Even if certain Oberon printer drivers are capable of producing PostScript descriptions, the results are often not satisfactory, not necessarily because of quality but because huge files are created which take a long time to transmit and print. Module GfxPS therefore implements a special context extension that maps context methods to corresponding PostScript operations and writes them to a file.

    Context = POINTER TO ContextDesc;
    ContextDesc = RECORD (GfxContexts.ContextDesc)
      psfile: Files.File;  (* output file *)
      out: Files.Rider;  (* rider on output file *)
      width, height: REAL;  (* paper size in default coordinates *)
      left, bot, right, top: REAL;  (* borders in default coordinates *)
      level2, landscape, eps: BOOLEAN;
      res: LONGINT;  (* device resolution *)
  PROCEDURE Init(psc: Context; level2, landscape: BOOLEAN; width, height, left, right, bot, top: REAL; res: LONGINT);
  PROCEDURE InitEPS(psc: Context; level2: BOOLEAN; res: LONGINT);
  PROCEDURE Open(psc: Context; file: Files.File);
  PROCEDURE ShowPage(psc: Context);
  PROCEDURE Close(psc: Context);

The difference between Init and InitEPS is that InitEPS initializes the context such that ShowPage has no effect and that no document structuring comments referring to page numbering are produced.

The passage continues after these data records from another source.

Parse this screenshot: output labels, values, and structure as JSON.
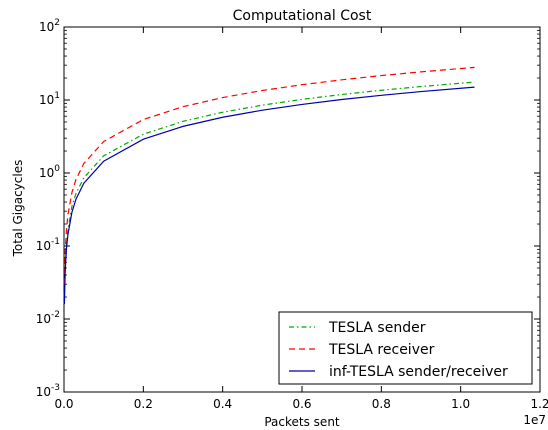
{
  "chart_data": {
    "type": "line",
    "title": "Computational Cost",
    "xlabel": "Packets sent",
    "ylabel": "Total Gigacycles",
    "x_scale": "linear",
    "y_scale": "log",
    "xlim": [
      0,
      12000000
    ],
    "ylim": [
      0.001,
      100
    ],
    "x_offset_label": "1e7",
    "x_ticks": [
      0,
      2000000,
      4000000,
      6000000,
      8000000,
      10000000,
      12000000
    ],
    "x_tick_labels": [
      "0.0",
      "0.2",
      "0.4",
      "0.6",
      "0.8",
      "1.0",
      "1.2"
    ],
    "y_ticks": [
      {
        "value": 0.001,
        "base": "10",
        "exp": "-3"
      },
      {
        "value": 0.01,
        "base": "10",
        "exp": "-2"
      },
      {
        "value": 0.1,
        "base": "10",
        "exp": "-1"
      },
      {
        "value": 1,
        "base": "10",
        "exp": "0"
      },
      {
        "value": 10,
        "base": "10",
        "exp": "1"
      },
      {
        "value": 100,
        "base": "10",
        "exp": "2"
      }
    ],
    "grid": false,
    "legend_position": "lower-right",
    "series": [
      {
        "name": "TESLA sender",
        "color": "#00aa00",
        "dash": "dashdot",
        "x": [
          10000,
          30000,
          60000,
          100000,
          200000,
          300000,
          500000,
          1000000,
          2000000,
          3000000,
          4000000,
          5000000,
          6000000,
          7000000,
          8000000,
          9000000,
          10350000
        ],
        "y": [
          0.02,
          0.05,
          0.1,
          0.17,
          0.35,
          0.52,
          0.86,
          1.72,
          3.4,
          5.1,
          6.8,
          8.5,
          10.2,
          11.9,
          13.6,
          15.3,
          17.6
        ]
      },
      {
        "name": "TESLA receiver",
        "color": "#ff0000",
        "dash": "dashed",
        "x": [
          10000,
          30000,
          60000,
          100000,
          200000,
          300000,
          500000,
          1000000,
          2000000,
          3000000,
          4000000,
          5000000,
          6000000,
          7000000,
          8000000,
          9000000,
          10350000
        ],
        "y": [
          0.03,
          0.08,
          0.16,
          0.27,
          0.54,
          0.81,
          1.35,
          2.7,
          5.4,
          8.1,
          10.8,
          13.5,
          16.2,
          18.9,
          21.6,
          24.3,
          28.0
        ]
      },
      {
        "name": "inf-TESLA sender/receiver",
        "color": "#0000aa",
        "dash": "solid",
        "x": [
          10000,
          30000,
          60000,
          100000,
          200000,
          300000,
          500000,
          1000000,
          2000000,
          3000000,
          4000000,
          5000000,
          6000000,
          7000000,
          8000000,
          9000000,
          10350000
        ],
        "y": [
          0.016,
          0.045,
          0.09,
          0.145,
          0.29,
          0.435,
          0.725,
          1.45,
          2.9,
          4.35,
          5.8,
          7.25,
          8.7,
          10.15,
          11.6,
          13.05,
          15.0
        ]
      }
    ]
  }
}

In addition, InitEPS does not restrict output to the given media size and does not provide a landscape option.

Once initialized, the context can be opened on a supplied file with Open. A prolog ( containing several procedures and data structures common to all produced output files is first written to the file. After opening a context, all context procedures are converted to PostScript code and appended to the file.

When printing whole documents, ShowPage should be called whenever a page has been fully rendered, resulting in some code and comments being appended to the file and a new blank page being readied for output.

Once all pages have been generated, Close must be called to add some finishing code and comments and to register the file.